На второй неделе моего пребывания у Раисы Филипповны температура доползла до семи тепла, и хозяйка решила устроить субботник. Мы с Машей охотно помогли ей сжечь завалявшийся под снегом мусор. Мусором назывались «лишние» ветки и травинки. Потом оказалось, что у Раисы Филипповны есть еще одна непонятная нам с Машей то ли стариковская, то ли советская причуда: она не выбрасывала бумажный хлам, а складывала его под ванну или в сарай.

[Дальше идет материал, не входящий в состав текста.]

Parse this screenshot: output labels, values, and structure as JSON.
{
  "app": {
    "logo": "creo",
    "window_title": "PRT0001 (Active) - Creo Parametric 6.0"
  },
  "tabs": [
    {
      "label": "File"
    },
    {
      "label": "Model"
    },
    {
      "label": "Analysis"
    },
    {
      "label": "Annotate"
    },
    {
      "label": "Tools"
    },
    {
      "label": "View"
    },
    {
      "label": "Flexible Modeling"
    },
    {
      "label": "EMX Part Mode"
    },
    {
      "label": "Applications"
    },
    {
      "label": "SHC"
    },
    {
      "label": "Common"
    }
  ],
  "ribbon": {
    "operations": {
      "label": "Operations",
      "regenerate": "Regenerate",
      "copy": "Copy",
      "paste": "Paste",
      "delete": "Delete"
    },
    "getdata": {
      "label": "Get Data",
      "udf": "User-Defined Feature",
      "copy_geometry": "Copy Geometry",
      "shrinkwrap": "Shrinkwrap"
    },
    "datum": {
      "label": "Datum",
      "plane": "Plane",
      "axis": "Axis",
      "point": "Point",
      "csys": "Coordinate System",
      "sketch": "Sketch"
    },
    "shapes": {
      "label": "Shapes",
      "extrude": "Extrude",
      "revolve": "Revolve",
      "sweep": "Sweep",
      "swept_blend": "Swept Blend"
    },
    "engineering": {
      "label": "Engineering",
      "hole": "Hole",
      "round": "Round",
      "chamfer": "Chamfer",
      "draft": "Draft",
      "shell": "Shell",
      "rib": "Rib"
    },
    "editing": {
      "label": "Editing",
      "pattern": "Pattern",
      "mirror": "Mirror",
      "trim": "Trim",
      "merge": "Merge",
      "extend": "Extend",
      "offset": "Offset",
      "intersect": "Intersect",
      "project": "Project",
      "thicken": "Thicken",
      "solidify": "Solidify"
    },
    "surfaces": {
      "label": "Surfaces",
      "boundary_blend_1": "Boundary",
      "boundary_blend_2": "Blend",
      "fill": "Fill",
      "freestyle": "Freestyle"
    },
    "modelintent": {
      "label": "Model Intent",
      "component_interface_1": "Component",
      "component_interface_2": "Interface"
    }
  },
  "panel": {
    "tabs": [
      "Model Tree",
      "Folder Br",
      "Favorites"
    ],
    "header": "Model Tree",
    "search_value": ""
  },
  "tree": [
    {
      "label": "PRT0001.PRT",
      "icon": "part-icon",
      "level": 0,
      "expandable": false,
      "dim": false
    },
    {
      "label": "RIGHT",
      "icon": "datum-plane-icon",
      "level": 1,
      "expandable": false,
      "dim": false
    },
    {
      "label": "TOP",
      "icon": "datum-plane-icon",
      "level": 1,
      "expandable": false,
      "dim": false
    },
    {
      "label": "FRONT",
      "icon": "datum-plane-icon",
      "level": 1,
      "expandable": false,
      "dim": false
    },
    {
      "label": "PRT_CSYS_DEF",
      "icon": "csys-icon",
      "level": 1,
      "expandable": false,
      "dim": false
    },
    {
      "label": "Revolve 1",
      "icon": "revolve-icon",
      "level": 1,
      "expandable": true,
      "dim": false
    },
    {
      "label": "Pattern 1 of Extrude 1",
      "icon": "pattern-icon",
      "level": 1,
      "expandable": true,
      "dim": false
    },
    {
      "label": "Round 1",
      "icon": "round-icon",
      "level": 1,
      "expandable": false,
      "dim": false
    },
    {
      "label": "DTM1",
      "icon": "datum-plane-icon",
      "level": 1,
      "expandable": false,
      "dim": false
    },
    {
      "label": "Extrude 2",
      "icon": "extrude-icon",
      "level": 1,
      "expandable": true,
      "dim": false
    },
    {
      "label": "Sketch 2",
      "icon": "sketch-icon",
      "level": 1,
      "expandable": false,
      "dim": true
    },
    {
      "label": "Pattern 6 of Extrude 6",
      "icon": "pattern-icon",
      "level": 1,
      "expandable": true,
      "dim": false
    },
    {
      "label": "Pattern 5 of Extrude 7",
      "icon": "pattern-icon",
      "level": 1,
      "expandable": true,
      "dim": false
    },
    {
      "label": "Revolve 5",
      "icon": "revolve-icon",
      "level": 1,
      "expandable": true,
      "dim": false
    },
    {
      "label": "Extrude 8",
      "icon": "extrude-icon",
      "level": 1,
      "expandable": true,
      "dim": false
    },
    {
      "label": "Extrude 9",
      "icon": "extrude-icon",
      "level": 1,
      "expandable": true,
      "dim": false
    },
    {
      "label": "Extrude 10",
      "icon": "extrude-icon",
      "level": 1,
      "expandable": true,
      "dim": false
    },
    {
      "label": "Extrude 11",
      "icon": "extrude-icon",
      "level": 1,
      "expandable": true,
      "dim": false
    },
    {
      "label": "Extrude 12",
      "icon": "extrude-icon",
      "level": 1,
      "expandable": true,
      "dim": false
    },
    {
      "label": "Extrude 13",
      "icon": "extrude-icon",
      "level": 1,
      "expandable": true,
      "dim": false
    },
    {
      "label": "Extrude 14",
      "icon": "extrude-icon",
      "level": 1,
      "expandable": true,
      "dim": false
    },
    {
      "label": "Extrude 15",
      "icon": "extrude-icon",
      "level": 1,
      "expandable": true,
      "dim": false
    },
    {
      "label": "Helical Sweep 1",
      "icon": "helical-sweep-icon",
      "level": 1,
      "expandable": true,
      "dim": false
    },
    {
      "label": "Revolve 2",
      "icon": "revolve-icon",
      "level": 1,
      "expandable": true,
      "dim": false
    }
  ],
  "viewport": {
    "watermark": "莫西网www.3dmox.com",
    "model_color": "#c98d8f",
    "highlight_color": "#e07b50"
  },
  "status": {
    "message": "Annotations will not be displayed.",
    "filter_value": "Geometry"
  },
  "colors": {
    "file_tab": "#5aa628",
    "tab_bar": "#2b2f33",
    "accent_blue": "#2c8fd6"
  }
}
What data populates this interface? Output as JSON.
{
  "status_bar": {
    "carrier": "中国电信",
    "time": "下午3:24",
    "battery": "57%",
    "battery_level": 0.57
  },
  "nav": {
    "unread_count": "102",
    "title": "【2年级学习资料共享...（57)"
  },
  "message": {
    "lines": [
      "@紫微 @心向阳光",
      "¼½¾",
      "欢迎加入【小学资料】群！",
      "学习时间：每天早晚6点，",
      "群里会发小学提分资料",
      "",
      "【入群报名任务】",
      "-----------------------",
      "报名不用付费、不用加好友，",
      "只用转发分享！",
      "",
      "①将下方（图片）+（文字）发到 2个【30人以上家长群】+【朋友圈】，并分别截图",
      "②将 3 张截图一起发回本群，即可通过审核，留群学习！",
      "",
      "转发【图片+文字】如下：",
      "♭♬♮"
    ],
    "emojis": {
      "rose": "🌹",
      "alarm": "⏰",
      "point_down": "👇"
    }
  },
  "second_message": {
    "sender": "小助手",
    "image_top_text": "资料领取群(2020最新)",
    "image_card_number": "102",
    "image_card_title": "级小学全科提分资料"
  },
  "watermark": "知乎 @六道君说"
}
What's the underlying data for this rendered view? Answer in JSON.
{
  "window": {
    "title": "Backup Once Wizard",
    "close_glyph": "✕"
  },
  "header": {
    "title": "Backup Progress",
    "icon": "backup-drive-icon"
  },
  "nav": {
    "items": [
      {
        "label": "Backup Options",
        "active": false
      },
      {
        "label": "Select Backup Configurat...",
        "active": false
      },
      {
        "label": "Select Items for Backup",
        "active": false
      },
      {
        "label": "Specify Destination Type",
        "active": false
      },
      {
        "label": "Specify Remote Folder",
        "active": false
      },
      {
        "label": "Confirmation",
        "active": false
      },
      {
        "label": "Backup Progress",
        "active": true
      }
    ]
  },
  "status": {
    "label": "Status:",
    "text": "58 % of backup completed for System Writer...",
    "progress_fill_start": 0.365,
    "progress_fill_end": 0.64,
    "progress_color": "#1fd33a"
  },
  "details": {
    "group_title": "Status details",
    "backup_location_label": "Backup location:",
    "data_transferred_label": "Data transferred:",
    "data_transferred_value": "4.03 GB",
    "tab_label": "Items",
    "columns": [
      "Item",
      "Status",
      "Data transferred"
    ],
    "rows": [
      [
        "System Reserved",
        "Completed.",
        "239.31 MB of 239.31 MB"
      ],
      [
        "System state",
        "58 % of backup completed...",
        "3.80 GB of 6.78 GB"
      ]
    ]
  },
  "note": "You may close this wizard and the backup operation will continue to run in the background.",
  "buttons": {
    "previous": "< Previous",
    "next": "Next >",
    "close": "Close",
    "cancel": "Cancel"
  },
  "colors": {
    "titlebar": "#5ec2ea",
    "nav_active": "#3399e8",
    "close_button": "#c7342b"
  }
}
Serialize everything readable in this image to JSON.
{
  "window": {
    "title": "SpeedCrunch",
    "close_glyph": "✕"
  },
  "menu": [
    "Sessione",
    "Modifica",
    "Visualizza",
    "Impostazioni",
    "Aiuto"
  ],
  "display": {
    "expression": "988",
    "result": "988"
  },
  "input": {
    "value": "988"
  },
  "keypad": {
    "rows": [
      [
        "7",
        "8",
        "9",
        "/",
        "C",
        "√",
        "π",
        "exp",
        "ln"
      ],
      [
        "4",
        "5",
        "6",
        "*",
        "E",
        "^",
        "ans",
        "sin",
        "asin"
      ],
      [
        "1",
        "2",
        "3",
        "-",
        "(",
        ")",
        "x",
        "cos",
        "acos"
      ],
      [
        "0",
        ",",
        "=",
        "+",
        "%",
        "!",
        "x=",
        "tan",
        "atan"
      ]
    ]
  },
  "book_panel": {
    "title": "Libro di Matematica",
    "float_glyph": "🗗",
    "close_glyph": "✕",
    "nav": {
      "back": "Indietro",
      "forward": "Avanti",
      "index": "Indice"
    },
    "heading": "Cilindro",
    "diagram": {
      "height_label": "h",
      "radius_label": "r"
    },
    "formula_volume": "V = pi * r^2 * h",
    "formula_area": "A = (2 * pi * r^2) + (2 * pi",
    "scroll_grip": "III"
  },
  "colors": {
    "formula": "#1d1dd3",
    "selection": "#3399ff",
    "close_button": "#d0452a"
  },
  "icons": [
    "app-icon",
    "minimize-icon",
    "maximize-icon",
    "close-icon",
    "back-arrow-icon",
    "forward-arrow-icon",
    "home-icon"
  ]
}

По весне горы картонных коробок и бумажных упаковок выгребались из мест зимнего заключения и сжигались за сараем. Смысла сего мероприятия мы так и не уловили и, похоже, Раиса Филипповна сама не очень понимала, зачем усложняет себе жизнь, хоть и пыталась нам что-то втолковать. Мы старательно выволакивали из сарая все, предназначенное для сожжения. С костром возился я, поэтому на какое-то время отключился от происходящего вокруг.
Маша появилась с большой коробкой из-под обуви.
– Это мой хлам, – пояснила она, – Раиса ушла сериал смотреть.
Я вскинул на нее страшный взгляд: и ты макулатуру собираешь? Она поняла и рассмеялась:
– Можно и так сказать. Помнишь мой спич про обновление?
Я кивнул, придерживая деревяшкой разлетающиеся листы и золу.
– Лелеять воспоминания надоело. По крайней мере, с дневниками и стихами можно разделаться. Такое чувство, что я хороню себя в них и не даю будущему войти. Марлевую повязку надо раз в три часа проглаживать утюгом, иначе она превратится в скопище бактерий, и носить ее станет опасно.
Она открыла крышку, и моему взору предстали две стопы тетрадей. Маша схватила верхнюю и, разорвав пополам, бросила в огонь.
– Точно жалеть не будешь? – нахмурился я.
– Точно.
Она ушла в сарай и вернулась со стулом, уселась возле костра, взяв на себя сожжение собственного прошлого.
– Может, хочешь побыть одна? – вдруг осенило меня.
– Да нет… это неважно. Присядь, если хочешь, а то как-то нехорошо, я сижу, а ты стоишь.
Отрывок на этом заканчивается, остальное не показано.